Lab Activity 12 – Inference About Regression (57 points total)

Dataset: College Scorecard Mideast

1. (7 pts.) Use software to create a scatterplot of Y = 2013 cost of school vs. X = 2010 cost of school for Mideast doctoral schools. Paste the plot below and then use a sentence to summarize the relationship. The sentence should include information on the direction, form, and strength of the relationship. (See Section 12.1 of the online notes.)

2. (3 pts) Find the Pearson correlation (r) of Y = 2013 cost of school and X = 2010 cost of school using software and then paste the output below.

  1. (4 pts) Does it match your statement about the scatterplot from problem 3? Explain why or why not based on the correlation’s sign and magnitude.
  1. (3 pts) Use the correlation to find the amount of observed variation in the 2013 cost of school that can be explained by the 2010 cost of school (i.e. find the coefficient of determination). (See Section 12.9 of the online notes.)

3. (4 pts) Fit a simple linear regression model of Y = 2013 cost of school vs. X = 2010 cost of school, and include the residual plots. Paste the output below, and then answer the following questions.

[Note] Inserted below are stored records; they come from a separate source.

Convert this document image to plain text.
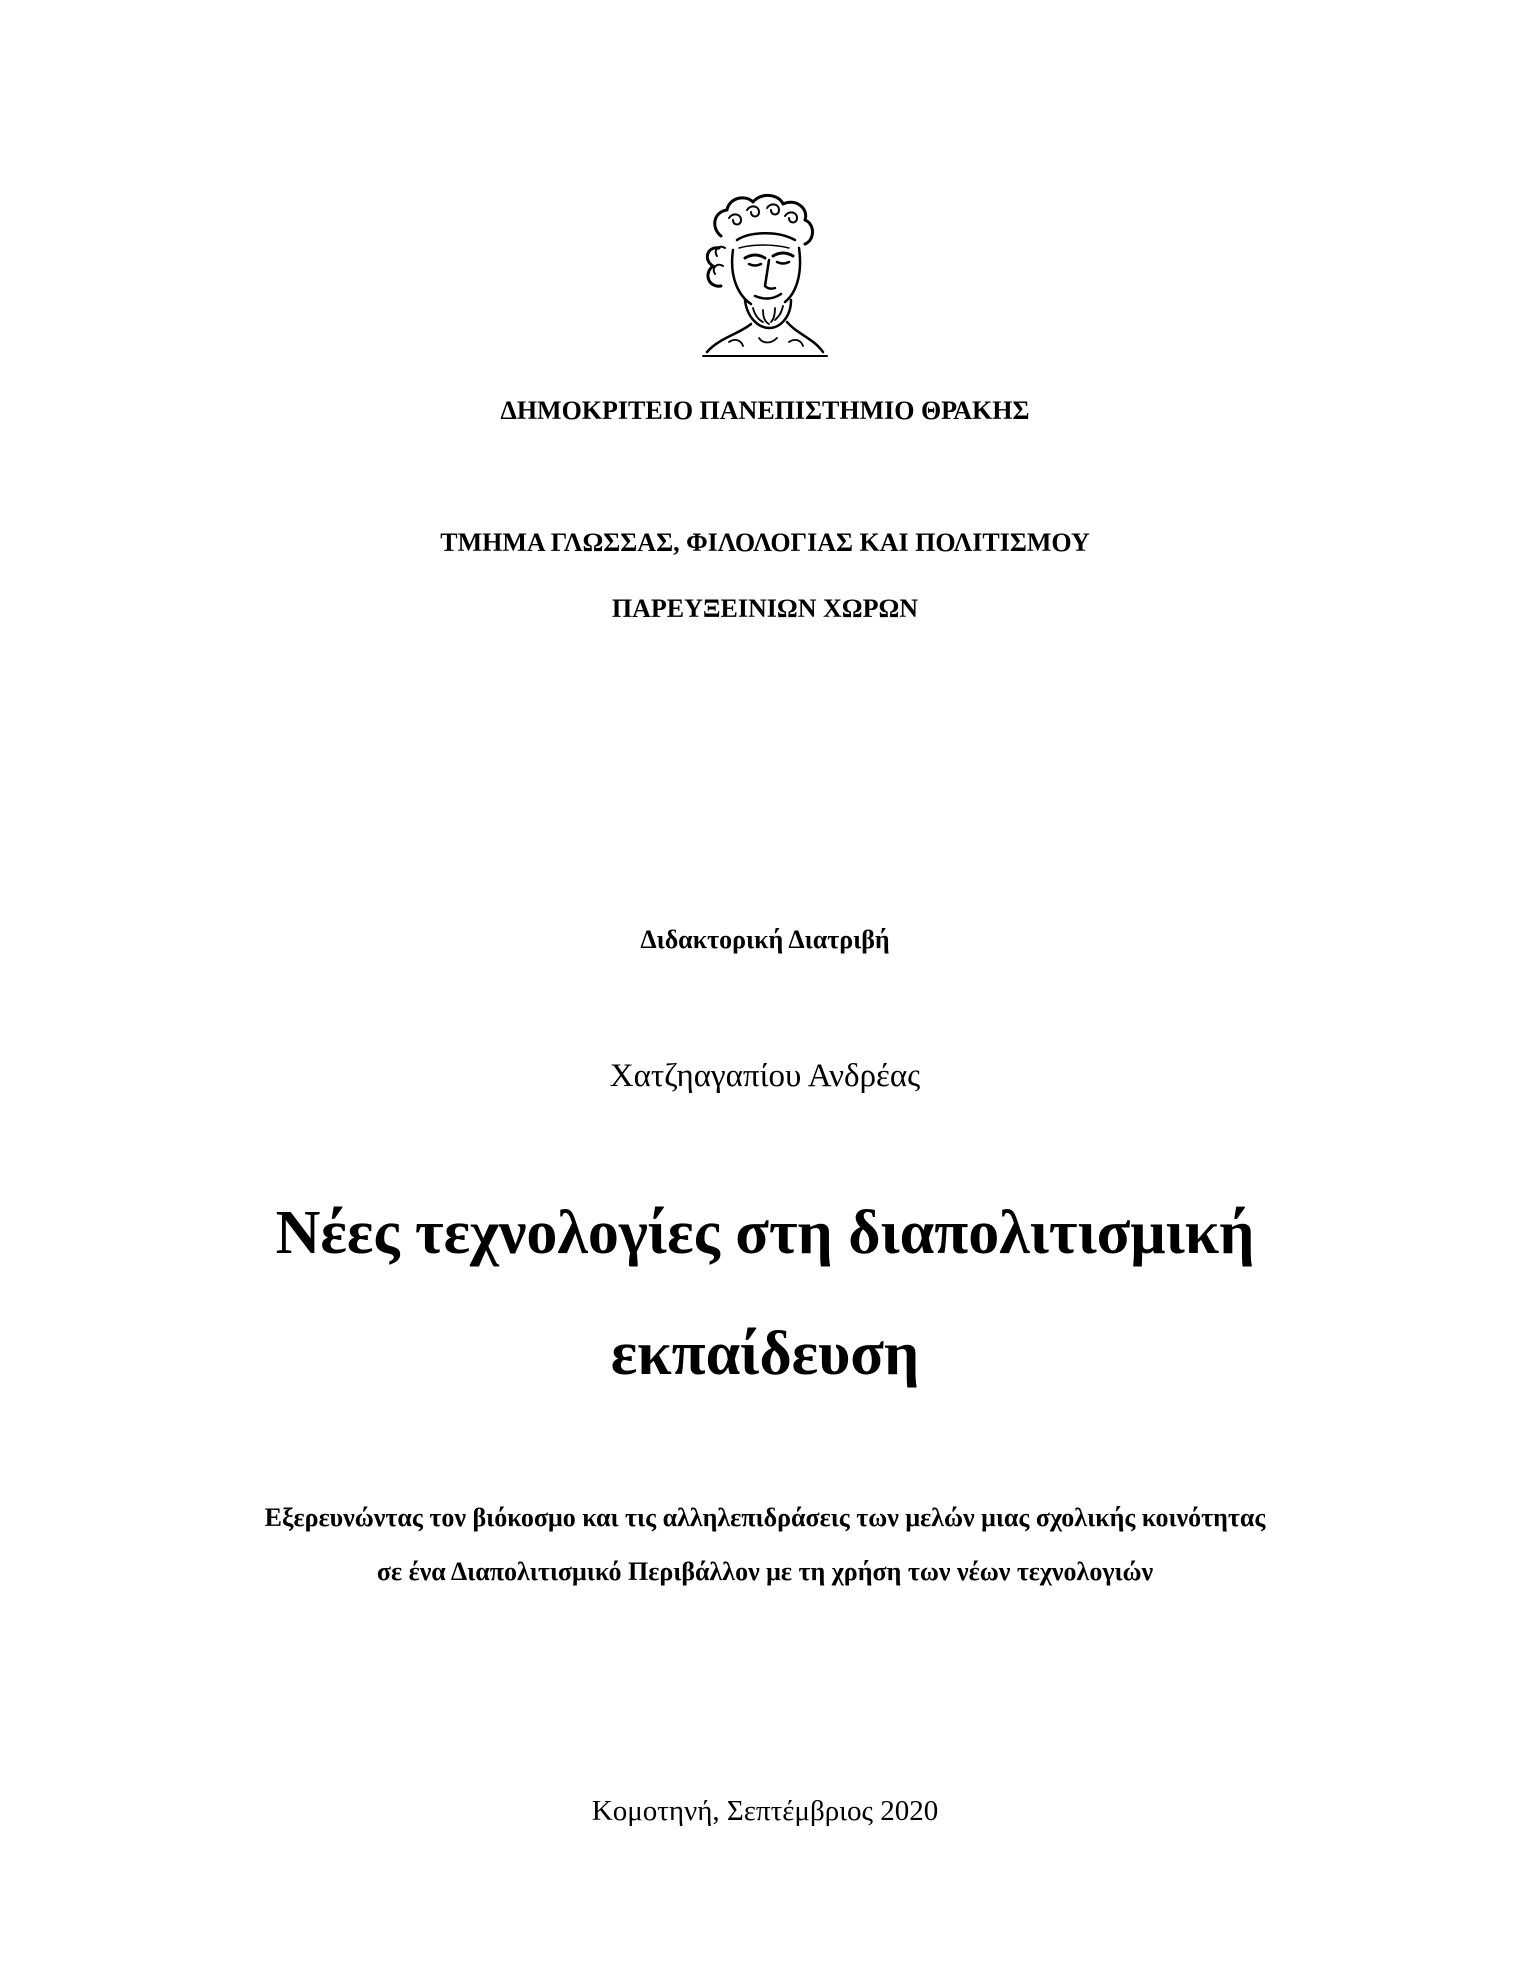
ΔΗΜΟΚΡΙΤΕΙΟ ΠΑΝΕΠΙΣΤΗΜΙΟ ΘΡΑΚΗΣ
ΤΜΗΜΑ ΓΛΩΣΣΑΣ, ΦΙΛΟΛΟΓΙΑΣ ΚΑΙ ΠΟΛΙΤΙΣΜΟΥ
ΠΑΡΕΥΞΕΙΝΙΩΝ ΧΩΡΩΝ
Διδακτορική Διατριβή
Χατζηαγαπίου Ανδρέας
Νέες τεχνολογίες στη διαπολιτισμική
εκπαίδευση
Εξερευνώντας τον βιόκοσμο και τις αλληλεπιδράσεις των μελών μιας σχολικής κοινότητας
σε ένα Διαπολιτισμικό Περιβάλλον με τη χρήση των νέων τεχνολογιών
Κομοτηνή, Σεπτέμβριος 2020
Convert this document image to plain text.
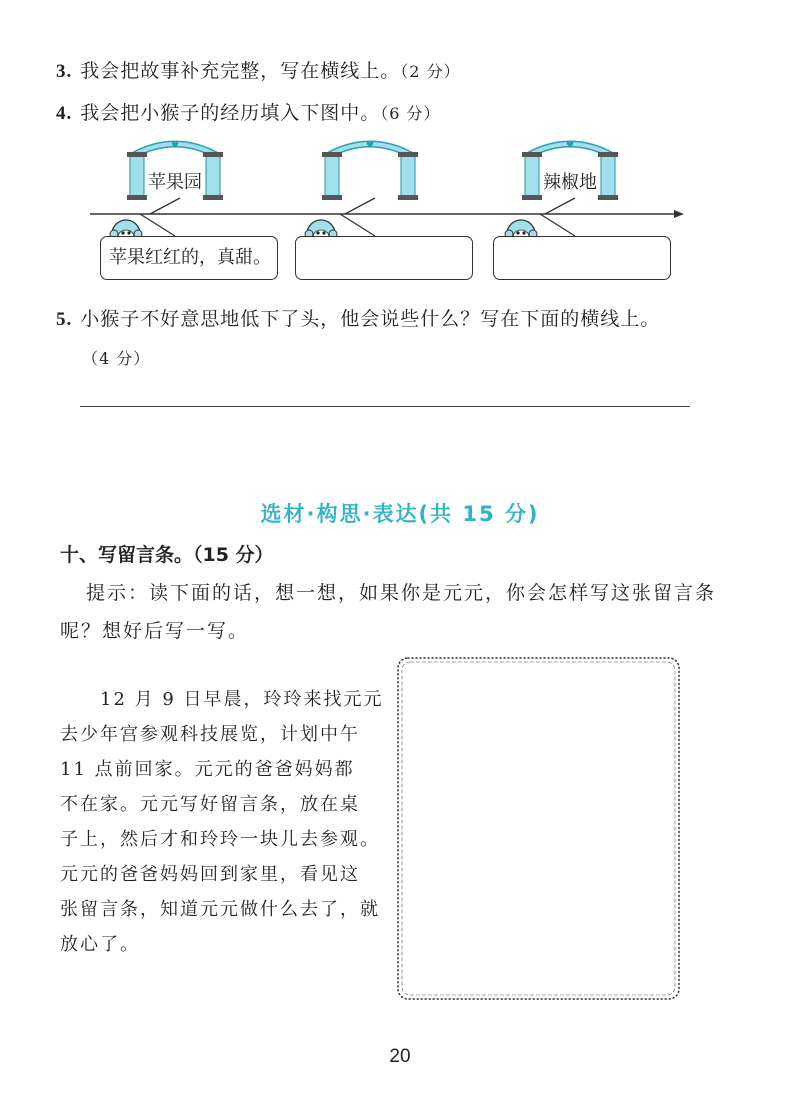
3. 我会把故事补充完整，写在横线上。（2 分）
4. 我会把小猴子的经历填入下图中。（6 分）
♥	♥	♥
苹果园	辣椒地
苹果红红的，真甜。
5. 小猴子不好意思地低下了头，他会说些什么？写在下面的横线上。
（4 分）
选材·构思·表达(共 15 分)
十、写留言条。（15 分）
提示：读下面的话，想一想，如果你是元元，你会怎样写这张留言条
呢？想好后写一写。
12 月 9 日早晨，玲玲来找元元
去少年宫参观科技展览，计划中午
11 点前回家。元元的爸爸妈妈都
不在家。元元写好留言条，放在桌
子上，然后才和玲玲一块儿去参观。
元元的爸爸妈妈回到家里，看见这
张留言条，知道元元做什么去了，就
放心了。
20
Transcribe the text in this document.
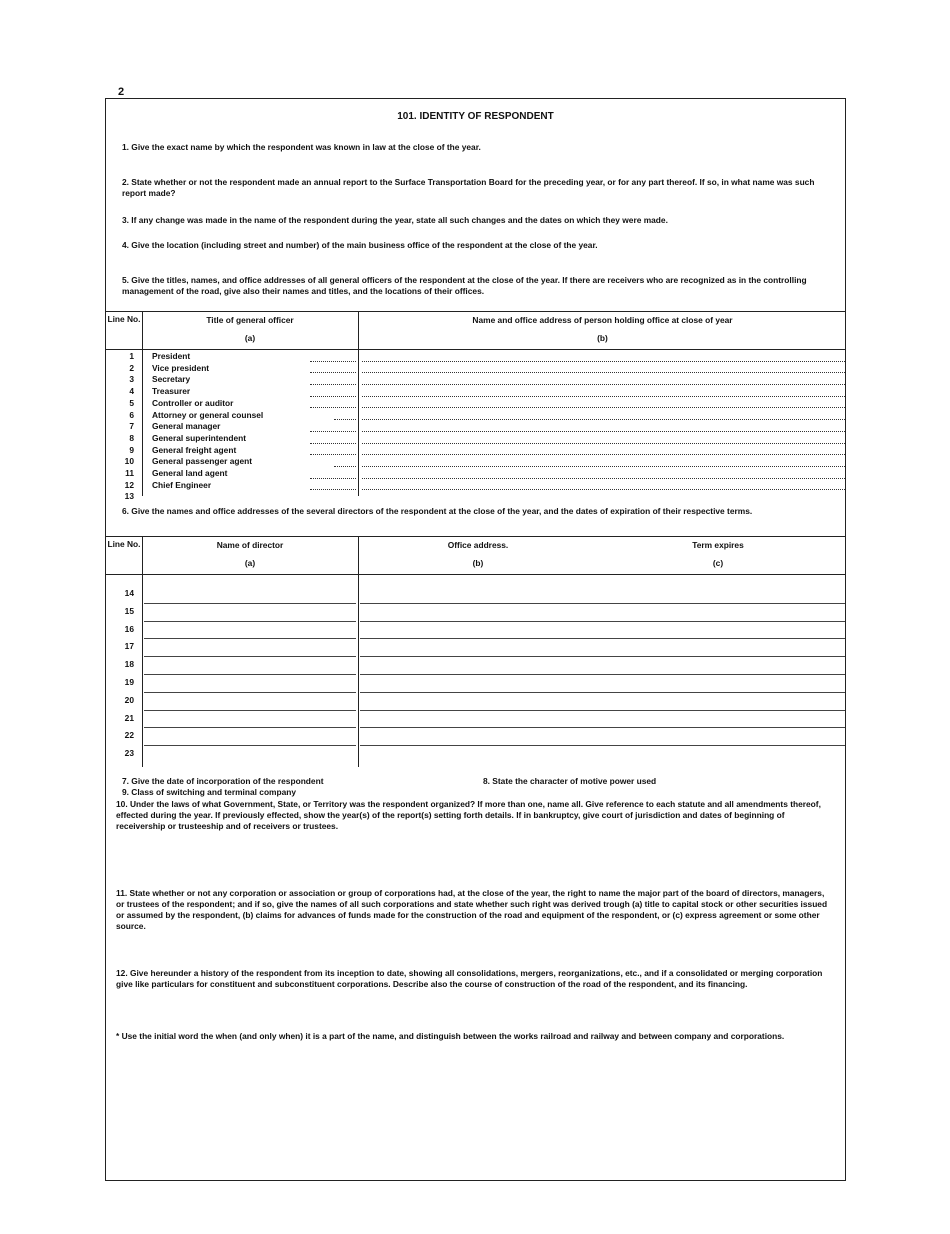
2
101. IDENTITY OF RESPONDENT
1. Give the exact name by which the respondent was known in law at the close of the year.
2. State whether or not the respondent made an annual report to the Surface Transportation Board for the preceding year, or for any part thereof. If so, in what name was such report made?
3. If any change was made in the name of the respondent during the year, state all such changes and the dates on which they were made.
4. Give the location (including street and number) of the main business office of the respondent at the close of the year.
5. Give the titles, names, and office addresses of all general officers of the respondent at the close of the year. If there are receivers who are recognized as in the controlling management of the road, give also their names and titles, and the locations of their offices.
Line No.	Title of general officer
(a)
Name and office address of person holding office at close of year
(b)
1 President
2 Vice president
3 Secretary
4 Treasurer
5 Controller or auditor
6 Attorney or general counsel
7 General manager
8 General superintendent
9 General freight agent
10 General passenger agent
11 General land agent
12 Chief Engineer
13
6. Give the names and office addresses of the several directors of the respondent at the close of the year, and the dates of expiration of their respective terms.
Line No.	Name of director
(a)
Office address.
(b)
Term expires
(c)
14
15
16
17
18
19
20
21
22
23
7. Give the date of incorporation of the respondent	8. State the character of motive power used
9. Class of switching and terminal company
10. Under the laws of what Government, State, or Territory was the respondent organized? If more than one, name all. Give reference to each statute and all amendments thereof, effected during the year. If previously effected, show the year(s) of the report(s) setting forth details. If in bankruptcy, give court of jurisdiction and dates of beginning of receivership or trusteeship and of receivers or trustees.
11. State whether or not any corporation or association or group of corporations had, at the close of the year, the right to name the major part of the board of directors, managers, or trustees of the respondent; and if so, give the names of all such corporations and state whether such right was derived trough (a) title to capital stock or other securities issued or assumed by the respondent, (b) claims for advances of funds made for the construction of the road and equipment of the respondent, or (c) express agreement or some other source.
12. Give hereunder a history of the respondent from its inception to date, showing all consolidations, mergers, reorganizations, etc., and if a consolidated or merging corporation give like particulars for constituent and subconstituent corporations. Describe also the course of construction of the road of the respondent, and its financing.
* Use the initial word the when (and only when) it is a part of the name, and distinguish between the works railroad and railway and between company and corporations.
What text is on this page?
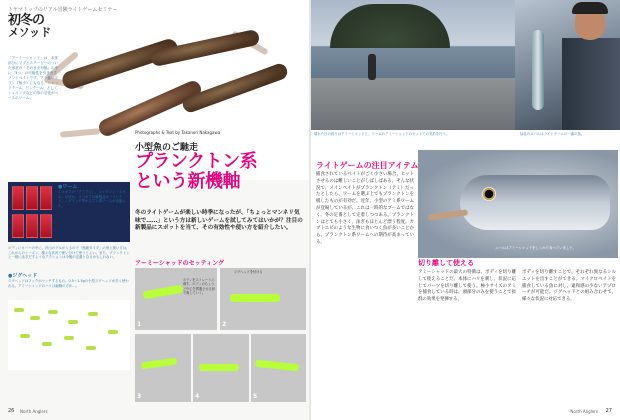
トヤマトップのリアル冒険ライトゲームセミナー
初冬の
メソッド
「アーミーシャッド」は、本体部分にリブとステーピーのついた形状の「そのまま形態」の中に「3つ」の可能性を引き出すソフトベイトです。アミ食いプラン（極小）にもなる、シャッドテール、ピンテール、そしてシュリンプなどの形の変化がベースのワーム。
Photographs & Text by Takanori Nakagawa
小型魚のご馳走
プランクトン系
という新機軸
冬のライトゲームが楽しい時季になったが、「ちょっとマンネリ気味で……」という方は新しいゲームを試してみてはいかが？注目の新製品にスポットを当て、その有効性や使い方を紹介したい。
●ワーム
エコギアの「アミアジ」、ジャクソン「スカル」のほか、エコギアの新製品の「ブレイド」…グラッチ等からアミ系ワームが出揃った。
ボディにカバーの中に、沢山のゲルが入るので「極細タイプ」の形と扱い方は、これからのシーズン、様々な状況で使い分けて使うとよい。また、プランクトンと一緒に泳ぎだすようなアクションは今後の定番となるかもしれない。
●ジグヘッド
ジグヘッドはフックがマッチするもの。0.5〜1.5gの小型ジグヘッドが多く使われる。アミーシャッドのハリは細軸の方が…。
アーミーシャッドのセッティング
1
ボディをストレートに刺す。ボディのちょうど中心を貫通させる形で刺していく。
2
ジグヘッドを付ける
3	4	5
26 North Anglers
晴れた日の釣りはアミーシャッドと、ワームのアミーシャッドのセットでの実釣を行う。	仙北のメバルはライトゲームの一番の魚。
ライトゲームの注目アイテム
捕食されているベイトがごく小さい場合、ヒットさせるのは難しいことがしばしばある。そんな状況で、メインベイトがプランクトン（アミ）だったとしたら、ワームを選ぶ上でもプランクトンを模したものが有効だ。近年、小型のアミ系ワームが登場しているが、これは一時的なブームではなく、冬の定番として定着しつつある。プランクトンはとても小さく、泳ぎもほとんど漂う程度。カブトエビのような生物に食いつく魚が多いことから、プランクトン系ワームへの期待が高まっている。
メバルはアミーシャッドをしっかり食べていました。
切り離して使える
アミーシャッドの最大の特徴は、ボディを切り離して使えることだ。本体にハリを刺し、状況に応じてパーツを切り離して使う。極小サイズのアミを捕食している時は、頭部分のみを使うことで抜群の効果を発揮する。
ボディを切り離すことで、それぞれ異なるシルエットを出すことができる。マイクロベイトを捕食している魚に対し、違和感の少ないアプローチが可能だ。ジグヘッドとの組み合わせで、様々な状況に対応できる。
North Anglers 27
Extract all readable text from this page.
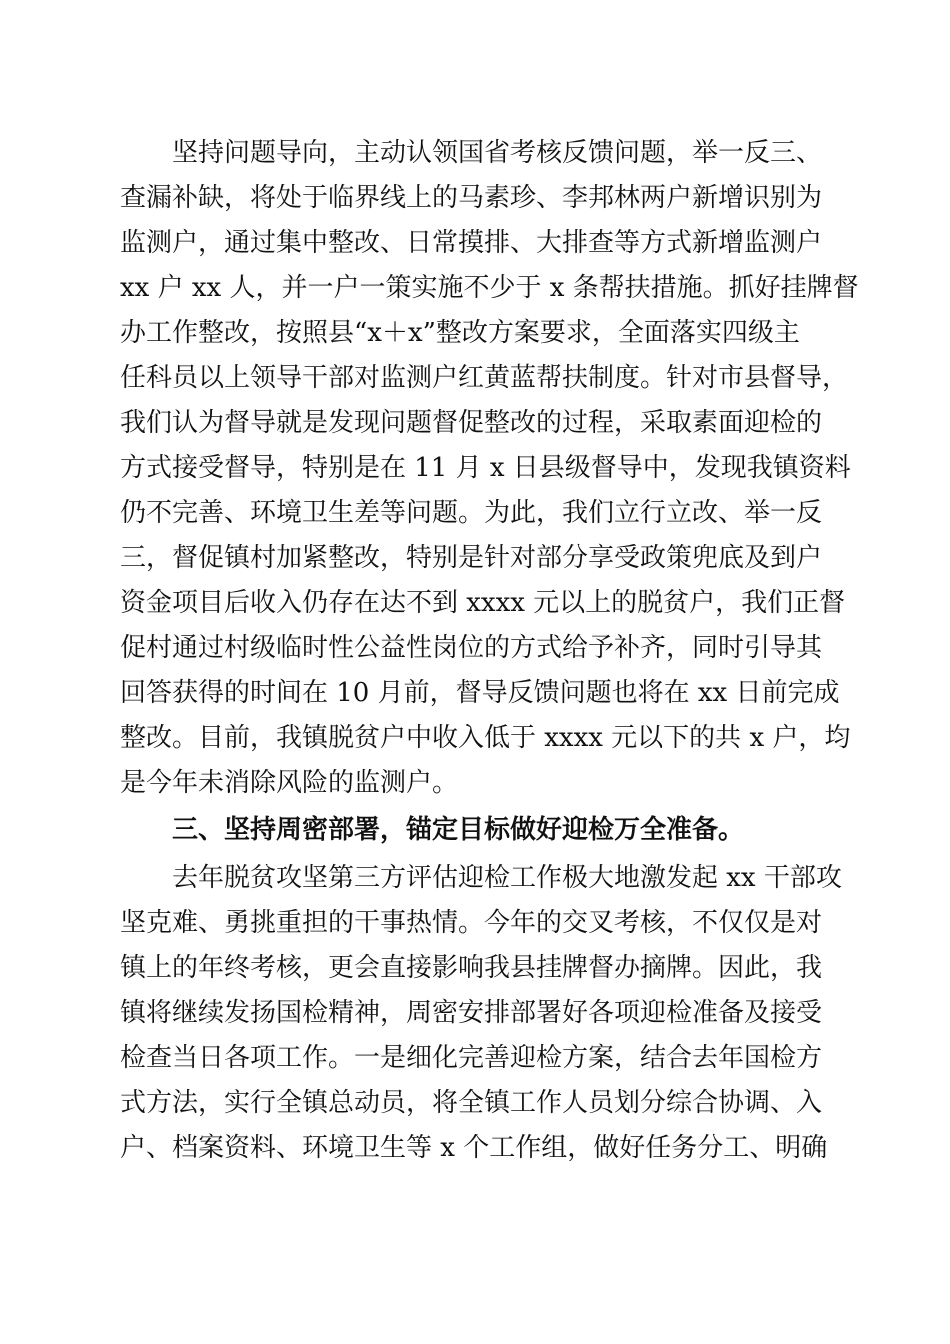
坚持问题导向，主动认领国省考核反馈问题，举一反三、
查漏补缺，将处于临界线上的马素珍、李邦林两户新增识别为
监测户，通过集中整改、日常摸排、大排查等方式新增监测户
xx 户 xx 人，并一户一策实施不少于 x 条帮扶措施。抓好挂牌督
办工作整改，按照县“x＋x”整改方案要求，全面落实四级主
任科员以上领导干部对监测户红黄蓝帮扶制度。针对市县督导，
我们认为督导就是发现问题督促整改的过程，采取素面迎检的
方式接受督导，特别是在 11 月 x 日县级督导中，发现我镇资料
仍不完善、环境卫生差等问题。为此，我们立行立改、举一反
三，督促镇村加紧整改，特别是针对部分享受政策兜底及到户
资金项目后收入仍存在达不到 xxxx 元以上的脱贫户，我们正督
促村通过村级临时性公益性岗位的方式给予补齐，同时引导其
回答获得的时间在 10 月前，督导反馈问题也将在 xx 日前完成
整改。目前，我镇脱贫户中收入低于 xxxx 元以下的共 x 户，均
是今年未消除风险的监测户。
三、坚持周密部署，锚定目标做好迎检万全准备。
去年脱贫攻坚第三方评估迎检工作极大地激发起 xx 干部攻
坚克难、勇挑重担的干事热情。今年的交叉考核，不仅仅是对
镇上的年终考核，更会直接影响我县挂牌督办摘牌。因此，我
镇将继续发扬国检精神，周密安排部署好各项迎检准备及接受
检查当日各项工作。一是细化完善迎检方案，结合去年国检方
式方法，实行全镇总动员，将全镇工作人员划分综合协调、入
户、档案资料、环境卫生等 x 个工作组，做好任务分工、明确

  1. (3 pts) Locate the residuals versus fits plot. Based on this plot, do you believe that the constant variance assumption holds?

Hint: We assume constant variance if there is no clear pattern (randomly scattered about 0) in the points in the residual versus fits plot. If we see a pattern, such as fanning, this would indicate that the assumption is violated.

  1. (3 pts) Locate the histogram of the residuals. Based on this plot, do you believe that the normality assumption holds?

Hint: We assume normality if the histogram is approximately bell-shaped.

  1. (5 pts) To determine if there is a significant relationship between the 2010 cost of school (X) and the 2013 cost of school (Y), we need to test

H0: β1 = 0 (slope of ‘Cost_of_school_2010’ is 0)

vs.

Ha: β1 ≠ 0 (slope of ‘Cost_of_school_2010’ is different from 0)

In the Coefficient table, find the test statistic (T-Value) and p-value for this test. Based on this information, is the cost of school in 2010 a significant predictor of the cost in 2013? Why or why not?

T-Value =

p-value =

Conclusion:

  1. (3 pts) Write the estimated regression equation.
  1. (5 pts) Fill in the blanks to interpret the regression equation slope in context of the data: “For every one dollar increase in ______, the mean ______is estimated to (increase/decrease) by ______dollars.”

Note: You need to select either “increase” or “decrease” for the portion in blue. See Section 12.4 of the online notes.

  1. (3 pts) By hand, use the regression equation to find the expected (fitted) 2013 cost of school when the cost in 2010 was $28,500. Show your work.
  1. (2 pts) Suppose that a certain Mideast doctoral institution that had an estimated $28,500 cost of attendance in 2010, had a cost of $34,500 in 2013. What is the residual of this point?

Hint: Residual = Observed value of Y – Fitted value of Y

  1. (4 pts) Find the 95% confidence and prediction intervals for the 2013 cost of school when the 2010 cost was $28,500 using software. Provide the output and then answer the following questions. (See Section 12.8 of the online notes.)
  1. (4 pts) Write a sentence to interpret the 95% confidence interval in context.
  1. (4 pts) Write a sentence to interpret the 95% prediction interval in context.